Saturday, February 20

Casual games as a chance

For years I’ve had a lot of fun misleading the shop assistants at my favourite electronic market, pretending I was just buying a game for a friend and had no idea whether it would run on his computer or what it was about. It’s been so easy to lead people astray if you were a woman and knew something about computer games.


The typical picture of a player of computer games has for a long time been the male geek: a guy around the age of 18 (something between 16 and 20), pale, wearing glasses, nervous whenever he has to deal with a real human being. Some of those geeks (like Bill Gates) actually got a fortune out of being a geek, but most didn’t even manage to get a date with their female counterpart (the female geek, though, is much rarer than the male variety).

Computer games usually demanded a lot of work first, to install them (20 floppy disks for one of my favourite games, a long time ago), then to learn about how to handle them. Therefore only the geeks actually had a chance to manage it. You had to spent a lot of time in front of a computer to have fun with a game. ‘Normal’ people and women didn’t have a chance.

In addition, of course, there’s the old-fashioned (and stupid) belief women can’t deal with technology. In fact, we only have female secretaries these days because of technology (because the male secretaries thought it beneath them to use a typewriter). But most girls get told from early childhood that technology isn’t for them – it’s for the boys.


But over the last couple of years, computer games have changed. Not so much the ‘real’ games for geeks, they got more male on the whole, if anything. But the whole new area of casual games – sneered upon by the male geek – has opened the field for women.

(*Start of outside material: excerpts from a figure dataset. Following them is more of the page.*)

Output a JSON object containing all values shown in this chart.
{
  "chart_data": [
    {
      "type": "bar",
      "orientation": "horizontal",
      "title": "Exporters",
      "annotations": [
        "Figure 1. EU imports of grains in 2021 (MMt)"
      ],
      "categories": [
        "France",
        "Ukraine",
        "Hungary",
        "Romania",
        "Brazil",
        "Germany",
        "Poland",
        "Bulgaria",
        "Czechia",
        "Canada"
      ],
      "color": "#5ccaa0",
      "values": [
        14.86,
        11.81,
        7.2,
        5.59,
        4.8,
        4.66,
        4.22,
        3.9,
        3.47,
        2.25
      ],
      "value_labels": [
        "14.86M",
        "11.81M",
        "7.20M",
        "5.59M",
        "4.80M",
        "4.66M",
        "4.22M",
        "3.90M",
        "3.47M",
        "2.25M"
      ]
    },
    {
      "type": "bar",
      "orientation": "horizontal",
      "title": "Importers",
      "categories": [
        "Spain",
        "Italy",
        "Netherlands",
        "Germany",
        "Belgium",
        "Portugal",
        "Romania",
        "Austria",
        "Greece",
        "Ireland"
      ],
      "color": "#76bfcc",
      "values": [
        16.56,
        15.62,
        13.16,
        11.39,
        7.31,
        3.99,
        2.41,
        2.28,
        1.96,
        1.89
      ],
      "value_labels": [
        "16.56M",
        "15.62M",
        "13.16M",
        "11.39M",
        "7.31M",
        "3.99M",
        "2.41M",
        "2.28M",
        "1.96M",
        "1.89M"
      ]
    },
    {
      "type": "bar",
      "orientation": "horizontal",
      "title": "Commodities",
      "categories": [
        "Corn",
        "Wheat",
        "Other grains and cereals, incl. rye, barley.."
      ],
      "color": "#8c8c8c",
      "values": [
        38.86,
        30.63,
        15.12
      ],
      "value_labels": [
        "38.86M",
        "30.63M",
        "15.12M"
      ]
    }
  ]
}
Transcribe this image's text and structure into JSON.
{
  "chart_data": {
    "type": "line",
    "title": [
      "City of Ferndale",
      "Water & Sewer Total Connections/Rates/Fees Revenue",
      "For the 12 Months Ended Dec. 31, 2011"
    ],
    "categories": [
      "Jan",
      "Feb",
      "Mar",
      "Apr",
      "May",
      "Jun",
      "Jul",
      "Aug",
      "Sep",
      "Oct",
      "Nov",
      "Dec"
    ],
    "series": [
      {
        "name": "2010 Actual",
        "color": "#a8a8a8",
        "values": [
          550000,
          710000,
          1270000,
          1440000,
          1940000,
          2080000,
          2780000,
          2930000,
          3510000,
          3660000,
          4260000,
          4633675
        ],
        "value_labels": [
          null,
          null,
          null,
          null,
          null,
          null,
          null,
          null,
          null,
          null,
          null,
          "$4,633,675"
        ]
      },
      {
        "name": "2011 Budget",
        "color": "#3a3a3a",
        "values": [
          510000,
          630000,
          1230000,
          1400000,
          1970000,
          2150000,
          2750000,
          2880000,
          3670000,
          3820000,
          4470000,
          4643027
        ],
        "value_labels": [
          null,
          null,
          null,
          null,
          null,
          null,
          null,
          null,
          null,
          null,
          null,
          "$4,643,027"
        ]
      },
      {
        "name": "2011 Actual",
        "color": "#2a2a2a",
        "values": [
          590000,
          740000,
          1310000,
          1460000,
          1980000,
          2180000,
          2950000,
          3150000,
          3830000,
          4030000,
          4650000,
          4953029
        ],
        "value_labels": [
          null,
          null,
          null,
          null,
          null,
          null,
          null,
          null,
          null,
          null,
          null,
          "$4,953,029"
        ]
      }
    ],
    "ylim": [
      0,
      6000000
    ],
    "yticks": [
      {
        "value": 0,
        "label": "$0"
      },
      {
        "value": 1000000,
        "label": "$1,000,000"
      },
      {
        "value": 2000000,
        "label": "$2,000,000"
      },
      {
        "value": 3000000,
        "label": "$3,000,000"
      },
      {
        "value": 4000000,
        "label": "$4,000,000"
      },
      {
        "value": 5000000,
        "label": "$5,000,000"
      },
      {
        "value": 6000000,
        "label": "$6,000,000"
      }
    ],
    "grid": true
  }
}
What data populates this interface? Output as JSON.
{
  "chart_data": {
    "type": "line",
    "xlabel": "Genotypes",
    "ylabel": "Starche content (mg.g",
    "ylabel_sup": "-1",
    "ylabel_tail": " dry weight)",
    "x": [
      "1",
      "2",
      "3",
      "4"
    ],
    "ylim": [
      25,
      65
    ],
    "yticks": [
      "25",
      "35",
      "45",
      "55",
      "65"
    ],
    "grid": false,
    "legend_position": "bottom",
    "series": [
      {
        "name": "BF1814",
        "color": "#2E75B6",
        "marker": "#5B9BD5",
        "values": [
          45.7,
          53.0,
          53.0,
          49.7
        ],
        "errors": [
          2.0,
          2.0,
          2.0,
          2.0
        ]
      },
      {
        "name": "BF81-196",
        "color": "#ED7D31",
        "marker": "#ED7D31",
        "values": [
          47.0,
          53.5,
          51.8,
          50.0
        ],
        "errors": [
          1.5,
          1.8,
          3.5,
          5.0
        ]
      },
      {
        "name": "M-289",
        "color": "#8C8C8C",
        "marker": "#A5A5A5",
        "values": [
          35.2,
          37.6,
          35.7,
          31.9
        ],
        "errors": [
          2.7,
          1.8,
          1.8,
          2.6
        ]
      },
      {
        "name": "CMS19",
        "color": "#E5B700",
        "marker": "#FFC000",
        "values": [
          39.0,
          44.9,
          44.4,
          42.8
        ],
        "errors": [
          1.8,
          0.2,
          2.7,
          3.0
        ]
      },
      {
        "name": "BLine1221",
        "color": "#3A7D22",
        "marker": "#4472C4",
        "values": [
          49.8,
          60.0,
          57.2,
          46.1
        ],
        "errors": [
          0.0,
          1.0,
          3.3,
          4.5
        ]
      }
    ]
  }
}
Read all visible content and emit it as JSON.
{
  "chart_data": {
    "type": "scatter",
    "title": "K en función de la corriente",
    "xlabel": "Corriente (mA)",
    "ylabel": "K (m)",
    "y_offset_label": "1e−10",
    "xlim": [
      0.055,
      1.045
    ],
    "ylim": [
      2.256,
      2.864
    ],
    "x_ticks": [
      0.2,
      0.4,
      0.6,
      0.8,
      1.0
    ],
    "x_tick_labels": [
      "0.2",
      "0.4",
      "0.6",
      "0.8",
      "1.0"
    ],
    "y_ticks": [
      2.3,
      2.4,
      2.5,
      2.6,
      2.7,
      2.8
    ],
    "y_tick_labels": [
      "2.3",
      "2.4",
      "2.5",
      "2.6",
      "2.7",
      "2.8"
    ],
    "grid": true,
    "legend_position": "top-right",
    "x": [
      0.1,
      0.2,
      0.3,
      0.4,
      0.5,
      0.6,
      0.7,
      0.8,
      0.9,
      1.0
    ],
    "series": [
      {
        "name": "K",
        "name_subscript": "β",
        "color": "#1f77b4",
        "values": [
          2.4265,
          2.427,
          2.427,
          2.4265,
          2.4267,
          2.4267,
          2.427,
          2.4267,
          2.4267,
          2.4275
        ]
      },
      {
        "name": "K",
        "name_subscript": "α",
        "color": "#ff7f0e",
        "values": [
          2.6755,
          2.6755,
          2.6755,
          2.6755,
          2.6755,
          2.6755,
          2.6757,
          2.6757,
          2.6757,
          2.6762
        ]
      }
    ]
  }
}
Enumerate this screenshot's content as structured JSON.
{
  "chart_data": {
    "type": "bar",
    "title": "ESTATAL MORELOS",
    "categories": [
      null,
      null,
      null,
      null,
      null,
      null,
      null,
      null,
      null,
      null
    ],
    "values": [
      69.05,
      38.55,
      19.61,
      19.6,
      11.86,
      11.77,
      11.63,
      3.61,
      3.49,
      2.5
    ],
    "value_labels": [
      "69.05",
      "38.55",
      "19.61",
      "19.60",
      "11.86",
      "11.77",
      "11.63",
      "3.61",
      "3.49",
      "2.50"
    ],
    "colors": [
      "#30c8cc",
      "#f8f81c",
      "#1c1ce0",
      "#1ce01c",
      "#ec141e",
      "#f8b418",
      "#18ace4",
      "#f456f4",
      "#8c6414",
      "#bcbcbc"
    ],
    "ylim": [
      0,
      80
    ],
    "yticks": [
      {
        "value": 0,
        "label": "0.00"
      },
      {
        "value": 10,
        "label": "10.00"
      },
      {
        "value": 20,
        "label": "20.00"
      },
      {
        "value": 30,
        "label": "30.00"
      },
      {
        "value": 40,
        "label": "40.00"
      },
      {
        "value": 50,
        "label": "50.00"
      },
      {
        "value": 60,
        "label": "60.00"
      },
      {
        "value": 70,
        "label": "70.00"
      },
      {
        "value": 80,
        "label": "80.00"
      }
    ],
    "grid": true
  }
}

The most important part about casual games is they’re not all that complex. Casual games are meant to be played whenever the player has five or so minutes left. They are easy to learn (but not always easy to master) and broken down into levels that are quick to finish. So you quickly get the hang of them and you can finish a level whenever you have some spare time.

And, even more important, casual games mostly don’t feature the traditional women in games: helpless victims to be saved or overly-sexual enemies to be vanquished. Instead, they present level-headed people (quite often women) who master their own life, even in difficult times.


Casual games are attractive to women on more than one level. They’re easier to play than the ‘real’ games. They do not show women as helpless victims. They usually don’t feature that much violence (although mystery games, such as the “Mystery Case Files” or the “Women’s Murder Club”, feature murders and thus some violence). They are broken down in small parts you can play whenever you have some time left.

Quite some games (especially the Time Management genre) usually are set in the environment the women know best. The “Diner Dash” series, for example, features Flo, a pragmatic and self-assured woman who manages her own diner – and is always ready to help her friends and neighbours. Other games are about building or rebuilding neighbourhoods (“Virtual City”, “Build-A-Lot” or “Plant It Green”, for example) and about managing a certain group of people (“Artist Colony” or “Virtual Families”, for example). Time Management games are all about getting a certain job done within a certain time frame. Therefore, they can actually get quite hectic.

Other genres include Hidden Object Games, Adventures (adventure light, as far as an old gamer like me is concerned), Word and Board Games (solitaire, scrabble and so on), Arcade Games, Puzzles and many more. Quite a lot of them concentrate on solving problems (with or without a give time frame).


The percentage of women playing games has risen in ‘real’ computer games, too. And that’s not just about “The Sims”, the computer game for women, it seems. There are clans in e-sports consisting only of women. There are a lot of women playing “World of Warcraft” or another MMORPG regularly. But for a lot more women, casual games are the first step into the world of gaming.